Sastrería. El tamaño
Más allá de la discusión boba de si el mundo es en aguamarinas o en rosas envoltorio de jabón, la última muestra de David Hockney en el Guggenheim de Bilbao ha propuesto el estimulante problema de si -aceptado que los dos lo son-, el tamaño es más creador que el medio en que se expresa, o al revés.
Con sus enormes cuadros inspirados en, por ejemplo, El sermón de la montaña -y donde el cuadro pretende reproducir la impresión de una montaña-símbolo vista de cerca (nada que ver con la de Jesús, en Palestina, que es más bien una colina nada escarpada y además con una iglesia en la cima), Hockney se reúne con el grupo de artistas cuya obra demuestra que el tamaño, y en particular lo descomunal, deforma en cierto modo el contenido y propone una creación en sí misma.

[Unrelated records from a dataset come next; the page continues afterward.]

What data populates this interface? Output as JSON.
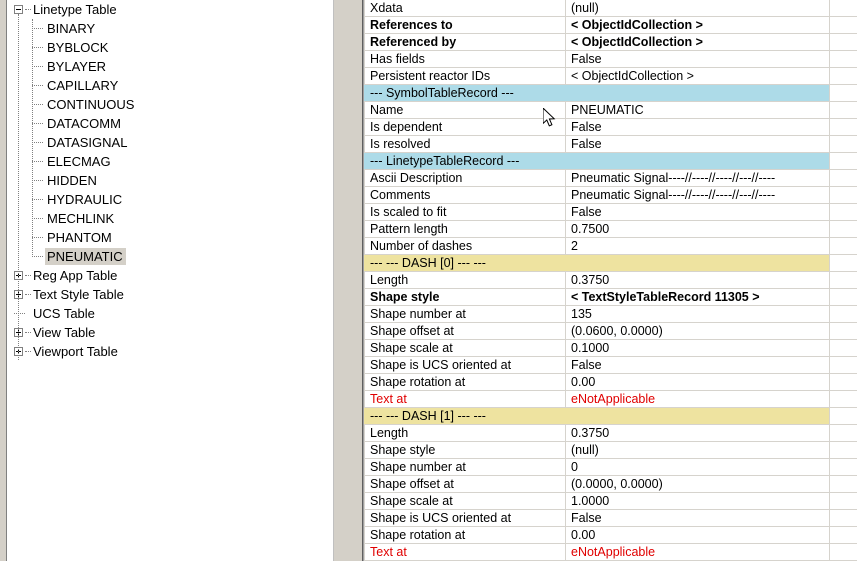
{
  "tree": {
    "items": [
      {
        "label": "Linetype Table",
        "depth": 0,
        "toggle": "minus",
        "selected": false
      },
      {
        "label": "BINARY",
        "depth": 1,
        "toggle": "leaf",
        "selected": false
      },
      {
        "label": "BYBLOCK",
        "depth": 1,
        "toggle": "leaf",
        "selected": false
      },
      {
        "label": "BYLAYER",
        "depth": 1,
        "toggle": "leaf",
        "selected": false
      },
      {
        "label": "CAPILLARY",
        "depth": 1,
        "toggle": "leaf",
        "selected": false
      },
      {
        "label": "CONTINUOUS",
        "depth": 1,
        "toggle": "leaf",
        "selected": false
      },
      {
        "label": "DATACOMM",
        "depth": 1,
        "toggle": "leaf",
        "selected": false
      },
      {
        "label": "DATASIGNAL",
        "depth": 1,
        "toggle": "leaf",
        "selected": false
      },
      {
        "label": "ELECMAG",
        "depth": 1,
        "toggle": "leaf",
        "selected": false
      },
      {
        "label": "HIDDEN",
        "depth": 1,
        "toggle": "leaf",
        "selected": false
      },
      {
        "label": "HYDRAULIC",
        "depth": 1,
        "toggle": "leaf",
        "selected": false
      },
      {
        "label": "MECHLINK",
        "depth": 1,
        "toggle": "leaf",
        "selected": false
      },
      {
        "label": "PHANTOM",
        "depth": 1,
        "toggle": "leaf",
        "selected": false
      },
      {
        "label": "PNEUMATIC",
        "depth": 1,
        "toggle": "leaf",
        "selected": true
      },
      {
        "label": "Reg App Table",
        "depth": 0,
        "toggle": "plus",
        "selected": false
      },
      {
        "label": "Text Style Table",
        "depth": 0,
        "toggle": "plus",
        "selected": false
      },
      {
        "label": "UCS Table",
        "depth": 0,
        "toggle": "leaf0",
        "selected": false
      },
      {
        "label": "View Table",
        "depth": 0,
        "toggle": "plus",
        "selected": false
      },
      {
        "label": "Viewport Table",
        "depth": 0,
        "toggle": "plus",
        "selected": false
      }
    ]
  },
  "grid": {
    "rows": [
      {
        "name": "Xdata",
        "value": "(null)",
        "style": "normal"
      },
      {
        "name": "References to",
        "value": "< ObjectIdCollection >",
        "style": "bold"
      },
      {
        "name": "Referenced by",
        "value": "< ObjectIdCollection >",
        "style": "bold"
      },
      {
        "name": "Has fields",
        "value": "False",
        "style": "normal"
      },
      {
        "name": "Persistent reactor IDs",
        "value": "< ObjectIdCollection >",
        "style": "normal"
      },
      {
        "name": "--- SymbolTableRecord ---",
        "value": "",
        "style": "header-blue"
      },
      {
        "name": "Name",
        "value": "PNEUMATIC",
        "style": "normal"
      },
      {
        "name": "Is dependent",
        "value": "False",
        "style": "normal"
      },
      {
        "name": "Is resolved",
        "value": "False",
        "style": "normal"
      },
      {
        "name": "--- LinetypeTableRecord ---",
        "value": "",
        "style": "header-blue"
      },
      {
        "name": "Ascii Description",
        "value": "Pneumatic Signal----//----//----//---//----",
        "style": "normal"
      },
      {
        "name": "Comments",
        "value": "Pneumatic Signal----//----//----//---//----",
        "style": "normal"
      },
      {
        "name": "Is scaled to fit",
        "value": "False",
        "style": "normal"
      },
      {
        "name": "Pattern length",
        "value": "0.7500",
        "style": "normal"
      },
      {
        "name": "Number of dashes",
        "value": "2",
        "style": "normal"
      },
      {
        "name": "--- --- DASH [0] --- ---",
        "value": "",
        "style": "header-yellow"
      },
      {
        "name": "Length",
        "value": "0.3750",
        "style": "normal"
      },
      {
        "name": "Shape style",
        "value": "< TextStyleTableRecord 11305 >",
        "style": "bold"
      },
      {
        "name": "Shape number at",
        "value": "135",
        "style": "normal"
      },
      {
        "name": "Shape offset at",
        "value": "(0.0600, 0.0000)",
        "style": "normal"
      },
      {
        "name": "Shape scale at",
        "value": "0.1000",
        "style": "normal"
      },
      {
        "name": "Shape is UCS oriented at",
        "value": "False",
        "style": "normal"
      },
      {
        "name": "Shape rotation at",
        "value": "0.00",
        "style": "normal"
      },
      {
        "name": "Text at",
        "value": "eNotApplicable",
        "style": "red"
      },
      {
        "name": "--- --- DASH [1] --- ---",
        "value": "",
        "style": "header-yellow"
      },
      {
        "name": "Length",
        "value": "0.3750",
        "style": "normal"
      },
      {
        "name": "Shape style",
        "value": "(null)",
        "style": "normal"
      },
      {
        "name": "Shape number at",
        "value": "0",
        "style": "normal"
      },
      {
        "name": "Shape offset at",
        "value": "(0.0000, 0.0000)",
        "style": "normal"
      },
      {
        "name": "Shape scale at",
        "value": "1.0000",
        "style": "normal"
      },
      {
        "name": "Shape is UCS oriented at",
        "value": "False",
        "style": "normal"
      },
      {
        "name": "Shape rotation at",
        "value": "0.00",
        "style": "normal"
      },
      {
        "name": "Text at",
        "value": "eNotApplicable",
        "style": "red"
      }
    ]
  },
  "colors": {
    "section_blue": "#addbe8",
    "section_yellow": "#eee3a0",
    "selection_gray": "#d4d0c8",
    "red_text": "#e00000",
    "grid_line": "#d6d3cd"
  }
}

No es ya sólo que En busca del tiempo perdido resulte sencillamente inconcebible fuera de la ciudad, el país, el continente lingüistico propuesto por Proust. Es que lo mismo sucede con Guerra y paz, Los miserables o Historia del pabellón rojo, títulos que son varios libros a su vez, y creados por autores, Tolstoi, Hugo o el chino Cao Xueqin, que en todo momento -y esa correspondencia resulta igual de fascinante- pensaron en grande. No es algo obligatorio. Desconozco qué pensaba David Foster Wallace al escribir sus descomunales reportajes como Algo supuestamente divertido que no volveré a hacer, o Georgia O’Keefe, al pintar sus capullos de flores como si fuesen el interior de catedrales, o James Agee al escribir su ultra realista y micro-detallado informe Elogiemos ahora a hombres famosos. Pero de lo que sí estoy seguro es que ese cambio de marco cambiaba la naturaleza de lo que pintaban -un deprimente crucero de los que venden para lunas de miel o aniversarios de boda, o las flores y el paisaje de Nuevo México, o la realidad económica y social de una familia de blancos pobres durante la Gran Depresión-, y lo convertían en otra cosa.

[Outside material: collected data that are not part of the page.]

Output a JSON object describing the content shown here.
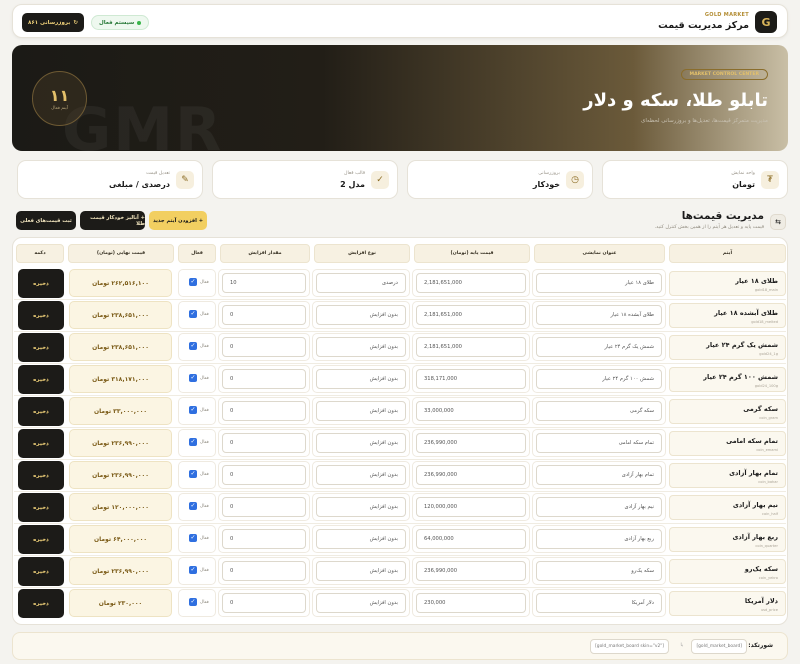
{
  "header": {
    "logo_letter": "G",
    "brand_sub": "GOLD MARKET",
    "brand_title": "مرکز مدیریت قیمت",
    "system_status": "سیستم فعال",
    "update_button": "بروزرسانی ۸۶۱",
    "status_color": "#39b54a",
    "accent_color": "#f2cf61"
  },
  "hero": {
    "badge": "MARKET CONTROL CENTER",
    "title": "تابلو طلا، سکه و دلار",
    "subtitle": "مدیریت متمرکز قیمت‌ها، تعدیل‌ها و بروزرسانی لحظه‌ای",
    "count": "۱۱",
    "count_label": "آیتم فعال",
    "watermark": "GMR"
  },
  "stats": [
    {
      "icon": "currency-icon",
      "glyph": "₮",
      "label": "واحد نمایش",
      "value": "تومان"
    },
    {
      "icon": "clock-icon",
      "glyph": "◷",
      "label": "بروزرسانی",
      "value": "خودکار"
    },
    {
      "icon": "check-icon",
      "glyph": "✓",
      "label": "قالب فعال",
      "value": "مدل 2"
    },
    {
      "icon": "edit-icon",
      "glyph": "✎",
      "label": "تعدیل قیمت",
      "value": "درصدی / مبلغی"
    }
  ],
  "section": {
    "icon_glyph": "⇆",
    "title": "مدیریت قیمت‌ها",
    "subtitle": "قیمت پایه و تعدیل هر آیتم را از همین بخش کنترل کنید.",
    "add_button": "+ افزودن آیتم جدید",
    "gold_button": "+ آنالیز خودکار قیمت طلا",
    "save_all_button": "ثبت قیمت‌های فعلی"
  },
  "table": {
    "columns": [
      "آیتم",
      "عنوان نمایشی",
      "قیمت پایه (تومان)",
      "نوع افزایش",
      "مقدار افزایش",
      "فعال",
      "قیمت نهایی (تومان)",
      "دکمه"
    ],
    "active_label": "فعال",
    "save_label": "ذخیره",
    "rows": [
      {
        "name": "طلای ۱۸ عیار",
        "key": "gold18_main",
        "display": "طلای ۱۸ عیار",
        "base": "2,181,651,000",
        "type": "درصدی",
        "amount": "10",
        "final": "۲۶۲,۵۱۶,۱۰۰ تومان"
      },
      {
        "name": "طلای آبشده ۱۸ عیار",
        "key": "gold18_melted",
        "display": "طلای آبشده ۱۸ عیار",
        "base": "2,181,651,000",
        "type": "بدون افزایش",
        "amount": "0",
        "final": "۲۳۸,۶۵۱,۰۰۰ تومان"
      },
      {
        "name": "شمش یک گرم ۲۴ عیار",
        "key": "gold24_1g",
        "display": "شمش یک گرم ۲۴ عیار",
        "base": "2,181,651,000",
        "type": "بدون افزایش",
        "amount": "0",
        "final": "۲۳۸,۶۵۱,۰۰۰ تومان"
      },
      {
        "name": "شمش ۱۰۰ گرم ۲۴ عیار",
        "key": "gold24_100g",
        "display": "شمش ۱۰۰ گرم ۲۴ عیار",
        "base": "318,171,000",
        "type": "بدون افزایش",
        "amount": "0",
        "final": "۳۱۸,۱۷۱,۰۰۰ تومان"
      },
      {
        "name": "سکه گرمی",
        "key": "coin_gram",
        "display": "سکه گرمی",
        "base": "33,000,000",
        "type": "بدون افزایش",
        "amount": "0",
        "final": "۳۳,۰۰۰,۰۰۰ تومان"
      },
      {
        "name": "تمام سکه امامی",
        "key": "coin_emami",
        "display": "تمام سکه امامی",
        "base": "236,990,000",
        "type": "بدون افزایش",
        "amount": "0",
        "final": "۲۳۶,۹۹۰,۰۰۰ تومان"
      },
      {
        "name": "تمام بهار آزادی",
        "key": "coin_bahar",
        "display": "تمام بهار آزادی",
        "base": "236,990,000",
        "type": "بدون افزایش",
        "amount": "0",
        "final": "۲۳۶,۹۹۰,۰۰۰ تومان"
      },
      {
        "name": "نیم بهار آزادی",
        "key": "coin_half",
        "display": "نیم بهار آزادی",
        "base": "120,000,000",
        "type": "بدون افزایش",
        "amount": "0",
        "final": "۱۲۰,۰۰۰,۰۰۰ تومان"
      },
      {
        "name": "ربع بهار آزادی",
        "key": "coin_quarter",
        "display": "ربع بهار آزادی",
        "base": "64,000,000",
        "type": "بدون افزایش",
        "amount": "0",
        "final": "۶۴,۰۰۰,۰۰۰ تومان"
      },
      {
        "name": "سکه یک‌رو",
        "key": "coin_yekro",
        "display": "سکه یک‌رو",
        "base": "236,990,000",
        "type": "بدون افزایش",
        "amount": "0",
        "final": "۲۳۶,۹۹۰,۰۰۰ تومان"
      },
      {
        "name": "دلار آمریکا",
        "key": "usd_price",
        "display": "دلار آمریکا",
        "base": "230,000",
        "type": "بدون افزایش",
        "amount": "0",
        "final": "۲۳۰,۰۰۰ تومان"
      }
    ]
  },
  "footer": {
    "label": "شورتکد:",
    "code1": "[gold_market_board]",
    "or": "یا",
    "code2": "[gold_market_board skin=\"v2\"]"
  }
}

Lo mismo sucede con David Hockney y algunas de sus últimas creaciones -sus últimas ideas-, traídas ahora de gira al Guggenheim de Bilbao. Y en particular su cuadro «Bigger trees near warter»… que sólo figura en la exposición en forma de (hipnótico) vídeo. Lo sorprendente es que a lo mejor ese es su sitio, o por lo menos lo es casi con tanto derecho como el cuadro en sí mismo, que ocupa, según palabras de su director, la pared más grande de la Royal Academy, en Londres. El cuadro refleja un bosque idealizado, a cuyo través, pues mucho sugiere que estamos en invierno, se pueden ver unas casas. Ahora bien, el cuadro (si es que todavía podemos hablar así) está compuesto en paneles, cuyas líneas de separación se pueden apreciar. Según el autor, es en su totalidad el resultado de la suma de largos estudios en el ordenador (los paneles)… de forma que ni él mismo tenía una visión de conjunto antes de que el cuadro fuese montado. Así que ese cuadro no se habría podido crear de otro modo.

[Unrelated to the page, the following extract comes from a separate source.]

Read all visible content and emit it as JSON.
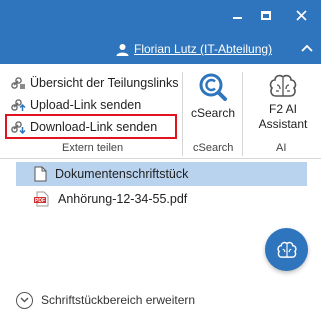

Y la pantalla de magia como artista
Como es sabido, Hockney ha experimentado toda su vida con los nuevos medios, durante un tiempo sucumbió a tentaciones fotográficas (ya no), y lo último que llama la atención de los periódicos es el uso del ipad, con la aplicación brushes, para una pintura electrónica impresa, con unos resultados que -de momento, y salvo por el prodigio del juguetito, como es propio de estos tiempos-, no impresionan demasiado.
La otra obra reciente de Hockney que sí lo hace es otro panel electrónico en el que se muestra un bosque bajo la brisa u otros fenómenos, que al principio parece una unidad rota en paneles y luego se ve que no hay más unidad que el punto de vista. En realidad un total de nueve cámaras han ido por libre para proporcionar un bosque mucho más bosque que lo que hayamos visto. Se podría escribir mucho sobre ello pero el resultado es el de una escritura poderosa, a cuyo lado la visión panorámica o hasta la 3D parecen artistas deprimidos en un circo a punto de cerrar. Quién sabe, a lo mejor Hockney nos ha puesto en el camino que tanto buscaron (inútilmente) los cubistas, a los que, por cierto, Hockney admira mucho. Cierta antológica de ellos en Londres fue visitada por él nueve veces. En cambio, sólo ha leído dos veces los nueve volúmenes de En busca del tiempo perdido.